The 2019 3MT winners (from left) Master's category winner Jonah Balk, Doctoral category winner Cassie Stylianou and People's Choice winner Jean-Francois (Jeff) Doherty. Photo: Sharron Bennett.
Robotic spiders and endometrial cancer – two very different topics, but two very happy graduate students.
Eleven master's and PhD research students spent just three minutes explaining their thesis topics to an audience of laypeople at the Three Minute Thesis (3MT) Otago finals on Thursday night.
The judges of the competition were the Dean of the Graduate Research School Professor Rachel Spronken-Smith, Associate Professor of Marketing Lisa McNeill and filmmaker David Hay.
After a lively presentation PhD candidate Cassie Stylianou won the Doctoral category.
Her research in the Department of Pathology and Biomedical Science at the Christchurch campus is called Unravelling the genetic variants underlying inherited endometrial cancer risk.
In her own words this boils down to a question: “how can I harness the power of a genetic destiny to help combat cancer? Or more specifically how can I help the 380,000 women worldwide who are expected to developed endometrial cancer each and every year?”
“For women carrying this risk it's like walking around the top of a cliff blindfolded.
“The longer they remain unaware of this risk and keep walking the far more likely they are to stumble off, but if we know the genetic changes responsible we can start to map their path and work towards steering them away from that cliff-edge with prevention strategies.”
Ms Stylianou says she feels privileged to have won, especially after seeing the quality of everyone else's presentations.
The judges say despite tackling the complicated topic of genetics she was able to use imagery throughout to keep the audience engaged. Her body language and pacing were also complimented.
Ms Stylianou is going to the Asia-Pacific 3MT Finals at the University of Queensland on 4 October.
She won $750 from the Graduate Research School to go towards her research and air travel to the Brisbane competition from HelloWorld Dunedin.
The master's category winner, Jonah Belk, had an interesting challenge for the audience - imagining a world in which robotic spiders could help with disaster relief.
Mr Belk is conducting his master's research in the Department of Zoology looking at Modelling the passive dynamics of spider locomotion through robotic design.
His research involves taking a step back to fully understand animal locomotion and biomechanics in order to take a step forward in robotic design.
“I argue that we can build better bio-inspired robots that move more naturally. These robots will use far less processing power and computing power, leading to an overall lighter, more naturally moving robot.”

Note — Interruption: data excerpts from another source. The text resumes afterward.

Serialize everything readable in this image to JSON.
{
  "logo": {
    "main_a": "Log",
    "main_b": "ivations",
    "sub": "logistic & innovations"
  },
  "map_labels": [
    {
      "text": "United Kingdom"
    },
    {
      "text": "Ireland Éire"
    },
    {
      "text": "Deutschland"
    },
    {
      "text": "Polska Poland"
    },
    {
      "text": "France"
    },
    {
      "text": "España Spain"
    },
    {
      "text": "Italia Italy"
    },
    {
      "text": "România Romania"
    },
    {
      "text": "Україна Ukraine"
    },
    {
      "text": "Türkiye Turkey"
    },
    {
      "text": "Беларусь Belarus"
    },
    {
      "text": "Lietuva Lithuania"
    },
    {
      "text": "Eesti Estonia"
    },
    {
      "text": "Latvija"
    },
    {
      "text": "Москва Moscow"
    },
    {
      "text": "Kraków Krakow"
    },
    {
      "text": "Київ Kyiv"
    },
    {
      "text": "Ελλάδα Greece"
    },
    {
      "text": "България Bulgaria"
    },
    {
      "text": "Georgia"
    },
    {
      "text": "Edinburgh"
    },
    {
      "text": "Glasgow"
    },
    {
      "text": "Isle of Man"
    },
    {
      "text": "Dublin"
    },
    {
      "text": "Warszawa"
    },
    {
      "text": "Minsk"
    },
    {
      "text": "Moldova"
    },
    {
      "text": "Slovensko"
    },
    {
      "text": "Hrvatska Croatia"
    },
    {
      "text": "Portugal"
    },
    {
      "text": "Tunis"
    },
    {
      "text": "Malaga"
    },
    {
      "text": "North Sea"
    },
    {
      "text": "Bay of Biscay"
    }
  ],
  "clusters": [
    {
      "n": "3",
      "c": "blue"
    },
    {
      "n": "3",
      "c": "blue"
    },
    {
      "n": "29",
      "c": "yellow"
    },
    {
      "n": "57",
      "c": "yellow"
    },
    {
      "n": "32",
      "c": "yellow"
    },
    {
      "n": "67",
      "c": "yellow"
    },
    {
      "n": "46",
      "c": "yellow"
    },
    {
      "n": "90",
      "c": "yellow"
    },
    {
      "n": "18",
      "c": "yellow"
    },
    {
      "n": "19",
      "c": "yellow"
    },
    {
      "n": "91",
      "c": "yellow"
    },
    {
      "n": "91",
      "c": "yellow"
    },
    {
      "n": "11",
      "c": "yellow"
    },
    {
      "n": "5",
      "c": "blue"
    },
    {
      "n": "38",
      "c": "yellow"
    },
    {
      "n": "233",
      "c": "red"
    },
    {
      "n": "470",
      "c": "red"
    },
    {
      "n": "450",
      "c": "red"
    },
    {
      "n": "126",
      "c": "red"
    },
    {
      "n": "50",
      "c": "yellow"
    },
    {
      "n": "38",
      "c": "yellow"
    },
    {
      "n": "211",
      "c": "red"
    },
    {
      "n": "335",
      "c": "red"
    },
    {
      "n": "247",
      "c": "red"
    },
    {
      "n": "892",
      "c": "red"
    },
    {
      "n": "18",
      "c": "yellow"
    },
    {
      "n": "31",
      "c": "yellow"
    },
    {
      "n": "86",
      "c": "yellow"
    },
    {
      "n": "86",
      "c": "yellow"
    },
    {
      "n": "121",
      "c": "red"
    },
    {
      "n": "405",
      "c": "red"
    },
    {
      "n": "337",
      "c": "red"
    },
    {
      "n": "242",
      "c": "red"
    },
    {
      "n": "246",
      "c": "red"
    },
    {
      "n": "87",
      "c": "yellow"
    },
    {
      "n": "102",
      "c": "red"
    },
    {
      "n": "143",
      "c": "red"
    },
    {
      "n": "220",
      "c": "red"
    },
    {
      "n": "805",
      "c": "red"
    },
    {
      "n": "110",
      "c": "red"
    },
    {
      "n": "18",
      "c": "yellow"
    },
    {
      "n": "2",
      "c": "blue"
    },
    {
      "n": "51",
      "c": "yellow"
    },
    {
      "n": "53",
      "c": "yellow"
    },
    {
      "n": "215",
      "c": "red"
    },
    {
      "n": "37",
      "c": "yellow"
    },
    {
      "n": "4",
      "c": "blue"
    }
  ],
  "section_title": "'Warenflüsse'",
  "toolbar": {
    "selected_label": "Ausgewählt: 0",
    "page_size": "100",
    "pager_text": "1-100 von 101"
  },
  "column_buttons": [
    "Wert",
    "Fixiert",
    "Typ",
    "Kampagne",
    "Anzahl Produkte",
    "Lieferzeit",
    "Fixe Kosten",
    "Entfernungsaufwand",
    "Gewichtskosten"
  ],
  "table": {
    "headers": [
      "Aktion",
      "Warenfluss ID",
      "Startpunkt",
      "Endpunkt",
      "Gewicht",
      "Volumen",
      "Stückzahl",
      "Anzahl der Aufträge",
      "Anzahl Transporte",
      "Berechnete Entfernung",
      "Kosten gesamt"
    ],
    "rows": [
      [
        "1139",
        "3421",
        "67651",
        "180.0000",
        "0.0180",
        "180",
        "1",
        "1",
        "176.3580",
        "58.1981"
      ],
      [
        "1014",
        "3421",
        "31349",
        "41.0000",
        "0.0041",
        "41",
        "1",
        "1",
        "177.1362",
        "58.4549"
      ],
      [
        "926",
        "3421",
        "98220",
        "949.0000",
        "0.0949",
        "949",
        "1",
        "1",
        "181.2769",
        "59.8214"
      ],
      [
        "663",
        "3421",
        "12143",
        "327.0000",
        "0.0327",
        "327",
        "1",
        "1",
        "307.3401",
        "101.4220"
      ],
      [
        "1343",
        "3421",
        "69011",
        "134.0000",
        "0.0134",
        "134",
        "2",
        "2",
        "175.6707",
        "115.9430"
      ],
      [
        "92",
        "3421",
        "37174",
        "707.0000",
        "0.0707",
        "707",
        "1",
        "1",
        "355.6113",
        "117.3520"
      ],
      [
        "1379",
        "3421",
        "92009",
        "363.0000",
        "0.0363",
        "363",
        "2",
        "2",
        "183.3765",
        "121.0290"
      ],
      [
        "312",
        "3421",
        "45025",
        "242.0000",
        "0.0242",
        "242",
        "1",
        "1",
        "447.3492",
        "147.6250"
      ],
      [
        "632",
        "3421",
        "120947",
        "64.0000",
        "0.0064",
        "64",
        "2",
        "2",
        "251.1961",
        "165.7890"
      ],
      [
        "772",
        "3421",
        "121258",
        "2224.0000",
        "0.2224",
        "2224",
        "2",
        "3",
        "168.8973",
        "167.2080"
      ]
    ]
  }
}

After winning the master's category Mr Belk said he was feeling bubbly and satisfied with his performance.
He will be competing in the New Zealand Inter-University Master's Final at 5:30pm on Thursday 22 August at Marama Hall.

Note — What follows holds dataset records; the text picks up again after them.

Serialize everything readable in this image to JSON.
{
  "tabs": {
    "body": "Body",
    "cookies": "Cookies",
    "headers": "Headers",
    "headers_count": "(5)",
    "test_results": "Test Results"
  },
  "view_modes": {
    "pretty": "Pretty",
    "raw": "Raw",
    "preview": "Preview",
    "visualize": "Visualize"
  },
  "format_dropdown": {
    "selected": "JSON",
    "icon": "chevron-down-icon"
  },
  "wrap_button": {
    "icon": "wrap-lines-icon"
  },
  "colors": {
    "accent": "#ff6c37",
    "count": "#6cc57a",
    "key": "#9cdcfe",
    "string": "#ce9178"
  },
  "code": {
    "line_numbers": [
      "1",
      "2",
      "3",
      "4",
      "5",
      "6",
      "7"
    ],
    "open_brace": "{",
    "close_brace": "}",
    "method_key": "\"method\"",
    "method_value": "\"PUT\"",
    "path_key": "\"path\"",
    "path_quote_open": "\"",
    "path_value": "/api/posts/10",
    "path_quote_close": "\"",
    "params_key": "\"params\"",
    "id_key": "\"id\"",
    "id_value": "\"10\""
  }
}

He won $500 from the Graduate Research School to go towards his research and a $250 travel voucher from HelloWorld Dunedin.
The People's Choice Award went to another Zoology postgraduate, PhD candidate Jean-Francois (Jeff) Doherty after he wowed the audience with his topic: The “suicidal” cricket and the hairworm.
He won $250 from the Graduate Research School to go towards his research and a travel suitcase from HelloWorld Dunedin.
Professor Spronken-Smith says the standard of finalists for the competition improves year-on-year and as a judge it was hard to pick the winners.